Trek Factory Racing’s Frank Schleck is also in Colorado. Schleck finished 12th overall at the Tour de France last month; at the 2011 Pro Challenge, he finished 13th overall.

“It is an exciting course they’ve put together, but it comes with a lot of pain and suffering,” Schleck said. “It’s going to be a really hard and tough race. I like climbing, I prefer it and I think I have an advantage there, but the altitude is what’s really killer. You have to take care of how your body reacts.”

With Konig, Majka, Rogers, Schleck, and Basso all questionable, all eyes turned to van Garderen and Danielson, a pair of Colorado residents riding on American teams, highly motivated to win one of the biggest races in America.

Danielson finished third overall last year, 1:42 behind van Garderen. In 2013, the BMC rider put time into Danielson on three occasions: 18 seconds on the stage finish in Breckenridge, when van Garderen followed an attack by Peter Sagan over the top of Moonstone Road; 22 seconds on a wet stage finish in Beaver Creek, when Danielson was dropped on the descent of Bachelor Gulch leading into the finishing climb; and 1:02 at the 10-mile Vail time trial.

Both the Breckenridge finish and the Vail TT return in 2014.
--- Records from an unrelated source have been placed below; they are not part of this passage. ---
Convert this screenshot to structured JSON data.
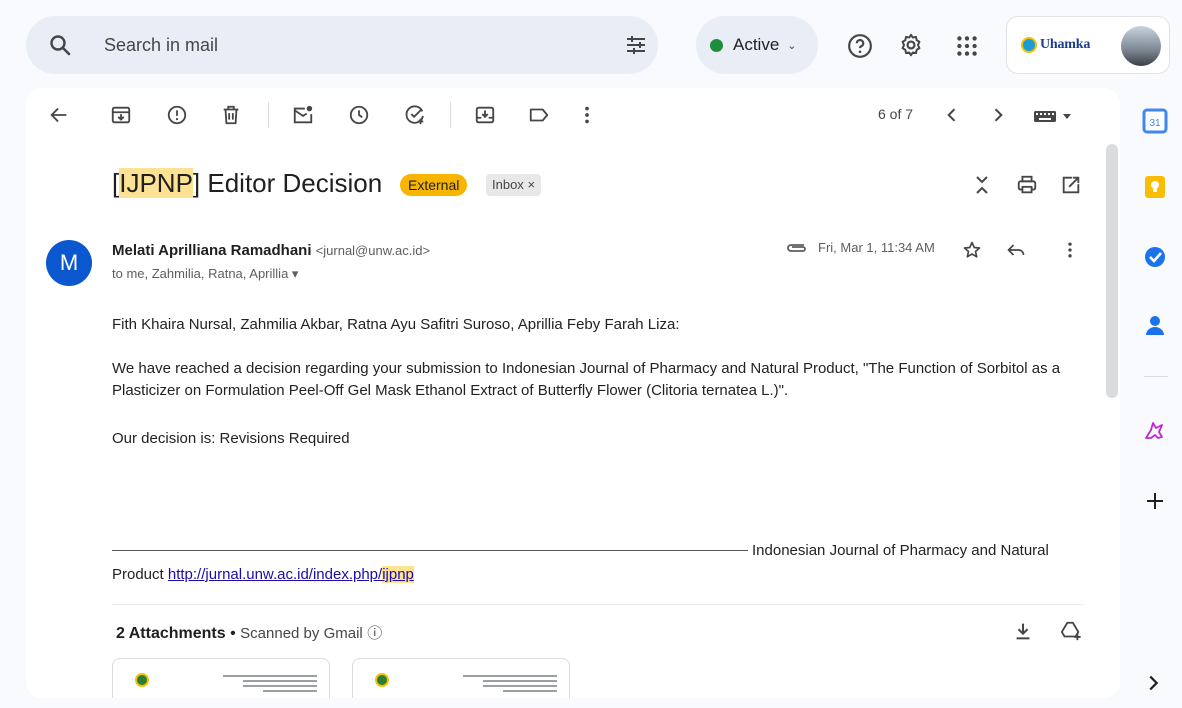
{
  "search": {
    "placeholder": "Search in mail"
  },
  "status": {
    "label": "Active",
    "color": "#1e8e3e"
  },
  "account": {
    "brand": "Uhamka"
  },
  "toolbar": {
    "pager": "6 of 7"
  },
  "message": {
    "subject_prefix": "[",
    "subject_highlight": "IJPNP",
    "subject_rest": "] Editor Decision",
    "badge_external": "External",
    "badge_inbox": "Inbox",
    "sender_name": "Melati Aprilliana Ramadhani",
    "sender_email": "<jurnal@unw.ac.id>",
    "avatar_letter": "M",
    "recipients": "to me, Zahmilia, Ratna, Aprillia",
    "date": "Fri, Mar 1, 11:34 AM",
    "body": {
      "greeting": "Fith Khaira Nursal, Zahmilia Akbar, Ratna Ayu Safitri Suroso, Aprillia Feby Farah Liza:",
      "paragraph": "We have reached a decision regarding your submission to Indonesian Journal of Pharmacy and Natural Product, \"The Function of Sorbitol as a Plasticizer on Formulation Peel-Off Gel Mask Ethanol Extract of Butterfly Flower (Clitoria ternatea L.)\".",
      "decision": "Our decision is: Revisions Required"
    },
    "signature": {
      "journal": "Indonesian Journal of Pharmacy and Natural",
      "product": "Product",
      "link_main": "http://jurnal.unw.ac.id/index.php/",
      "link_highlight": "ijpnp"
    }
  },
  "attachments": {
    "title": "2 Attachments",
    "separator": "•",
    "scan": "Scanned by Gmail"
  },
  "side_panel": {
    "calendar_day": "31"
  }
}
New in 2014 is the race’s first true mountaintop finish, on stage 3, when the peloton tackles Monarch Pass, which tops out at 11,312 feet, before descending the eastern slope of the pass, riding two nine-mile loops through Salida, and then returning to tackle 20 miles of climbing up the eastern slope to the finish, at Monarch Mountain ski resort, at 10,820 feet.
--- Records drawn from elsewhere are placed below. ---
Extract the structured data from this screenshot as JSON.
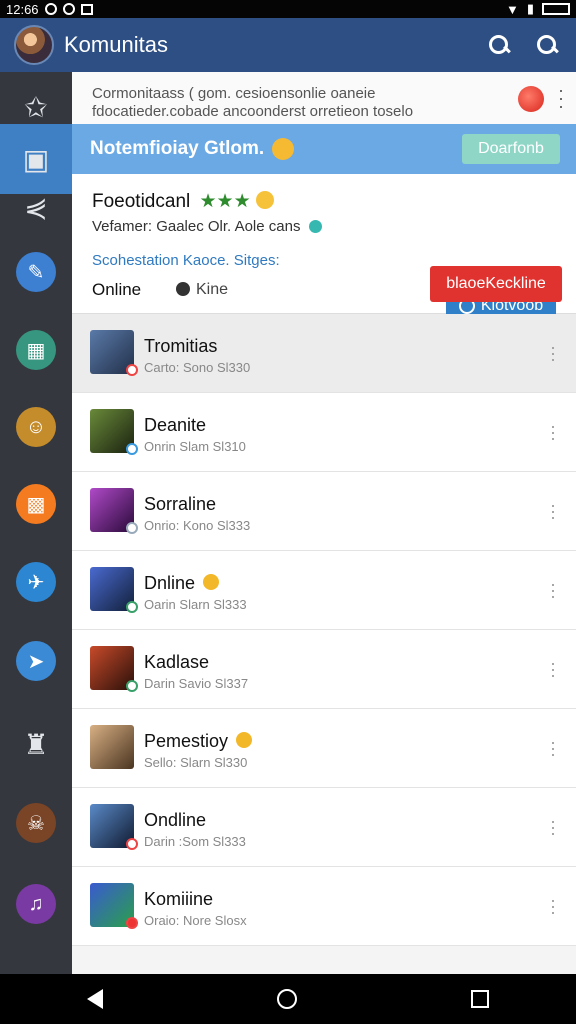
{
  "statusbar": {
    "time": "12:66"
  },
  "appbar": {
    "title": "Komunitas"
  },
  "sidebar": {
    "items": [
      {
        "icon": "star-icon",
        "color": "#34373d"
      },
      {
        "icon": "chat-icon",
        "color": "#3f7fc3"
      },
      {
        "icon": "share-icon",
        "color": "#34373d"
      },
      {
        "icon": "brush-icon",
        "color": "#3d7fd1"
      },
      {
        "icon": "calendar-icon",
        "color": "#36967f"
      },
      {
        "icon": "avatar-icon",
        "color": "#c58c2c"
      },
      {
        "icon": "store-icon",
        "color": "#f47b20"
      },
      {
        "icon": "satellite-icon",
        "color": "#2d86d1"
      },
      {
        "icon": "bird-icon",
        "color": "#3b8ad6"
      },
      {
        "icon": "puzzle-icon",
        "color": "#34373d"
      },
      {
        "icon": "pirate-icon",
        "color": "#7a4426"
      },
      {
        "icon": "music-icon",
        "color": "#7a3aa3"
      }
    ]
  },
  "description": {
    "line1": "Cormonitaass ( gom. cesioensonlie oaneie",
    "line2": "fdocatieder.cobade ancoonderst orretieon toselo"
  },
  "banner": {
    "title": "Notemfioiay Gtlom.",
    "button": "Doarfonb"
  },
  "profile": {
    "name": "Foeotidcanl",
    "stars": "★★★",
    "meta": "Vefamer: Gaalec Olr. Aole cans",
    "stats": "Scohestation Kaoce. Sitges:",
    "status": "Online",
    "kine": "Kine",
    "follow_button": "Kiotvoob",
    "action_button": "blaoeKeckline"
  },
  "list": [
    {
      "name": "Tromitias",
      "sub": "Carto: Sono Sl330",
      "emoji": false,
      "thumb": "#3a4a6b"
    },
    {
      "name": "Deanite",
      "sub": "Onrin Slam Sl310",
      "emoji": false,
      "thumb": "#2e4020"
    },
    {
      "name": "Sorraline",
      "sub": "Onrio: Kono Sl333",
      "emoji": false,
      "thumb": "#5a2a6a"
    },
    {
      "name": "Dnline",
      "sub": "Oarin Slarn Sl333",
      "emoji": true,
      "thumb": "#2a3d72"
    },
    {
      "name": "Kadlase",
      "sub": "Darin Savio Sl337",
      "emoji": false,
      "thumb": "#6a2a1a"
    },
    {
      "name": "Pemestioy",
      "sub": "Sello: Slarn Sl330",
      "emoji": true,
      "thumb": "#7a6046"
    },
    {
      "name": "Ondline",
      "sub": "Darin :Som Sl333",
      "emoji": false,
      "thumb": "#24426e"
    },
    {
      "name": "Komiiine",
      "sub": "Oraio: Nore Slosx",
      "emoji": false,
      "thumb": "#3a7a4a"
    }
  ]
}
On paper, the stage 3 summit finish, and stage 6 uphill time trial, look to be the most decisive. However, both Danielson and van Garderen were hesitant to pinpoint any one particular stage as the most likely to determine the race winner.
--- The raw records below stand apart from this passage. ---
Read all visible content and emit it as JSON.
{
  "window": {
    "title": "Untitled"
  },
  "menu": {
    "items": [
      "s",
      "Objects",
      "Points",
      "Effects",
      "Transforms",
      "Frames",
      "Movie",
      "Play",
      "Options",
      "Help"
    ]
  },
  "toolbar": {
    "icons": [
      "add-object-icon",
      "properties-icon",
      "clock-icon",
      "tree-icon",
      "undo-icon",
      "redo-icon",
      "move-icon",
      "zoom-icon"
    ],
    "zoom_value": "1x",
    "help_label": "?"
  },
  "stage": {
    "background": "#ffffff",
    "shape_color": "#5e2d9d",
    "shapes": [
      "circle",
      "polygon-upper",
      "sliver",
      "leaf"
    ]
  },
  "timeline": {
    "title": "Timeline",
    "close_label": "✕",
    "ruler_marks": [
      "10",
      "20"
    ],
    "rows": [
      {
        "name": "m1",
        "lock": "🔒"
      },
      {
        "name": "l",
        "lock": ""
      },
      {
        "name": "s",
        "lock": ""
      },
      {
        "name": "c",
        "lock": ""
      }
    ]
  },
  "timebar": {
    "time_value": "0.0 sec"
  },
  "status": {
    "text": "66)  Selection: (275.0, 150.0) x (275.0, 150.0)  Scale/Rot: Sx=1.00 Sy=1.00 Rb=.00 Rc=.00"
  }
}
“You have to look at this race as seven single-day races,” Danielson said. “The guy that wins this race will have to be able to do everything — this race has crosswinds, short climbs, long climbs, dirt roads, tricky descents, a time trial, circuit races where positioning is critical … I can’t put my finger on one stage that will win you the race but on any one of those seven, you can lose the race.

“I think the joker stage is stage 1, here in Aspen,” Danielson continued. “Just out on the course, pre-riding it, you see some high heart rates and some sore legs. It will determine who’s ready and who is not. I think the route suits me better this year. But it also suits Tejay really well. I have a good shot, but I have to respect that Tejay is a favorite.”

Van Garderen said that while on paper the summit finish and time trial looked to be the most decisive, three iterations of the Pro Challenge have taught him that anything can happen at any time.

“After three years of racing in Colorado, you realize that you don’t know what’s going to happen,” van Garderen said. “Any day can be decisive. Last year, on the circuits in Aspen, you saw the Tour de France champion [Chris Froome], Andrew Talansky, and Richie Porte all lose minutes on day 1. That could well happen again tomorrow. On paper, the stage into Breckenridge last year didn’t look like much, but Sagan attacked, I followed, and that shook up the GC. The ‘flat’ stage of this year’s race does four circuits of the Garden of the Gods [in Colorado Springs].”

With van Garderen and Danielson both racing to win, the USA Pro Challenge could once again shape up to be a battle royal between the BMC and Garmin squads. Whether the winner will be the defending champion, a fourth overall winner in four years, or a surprise, will be determined in a week’s time, in the high mountains of Colorado.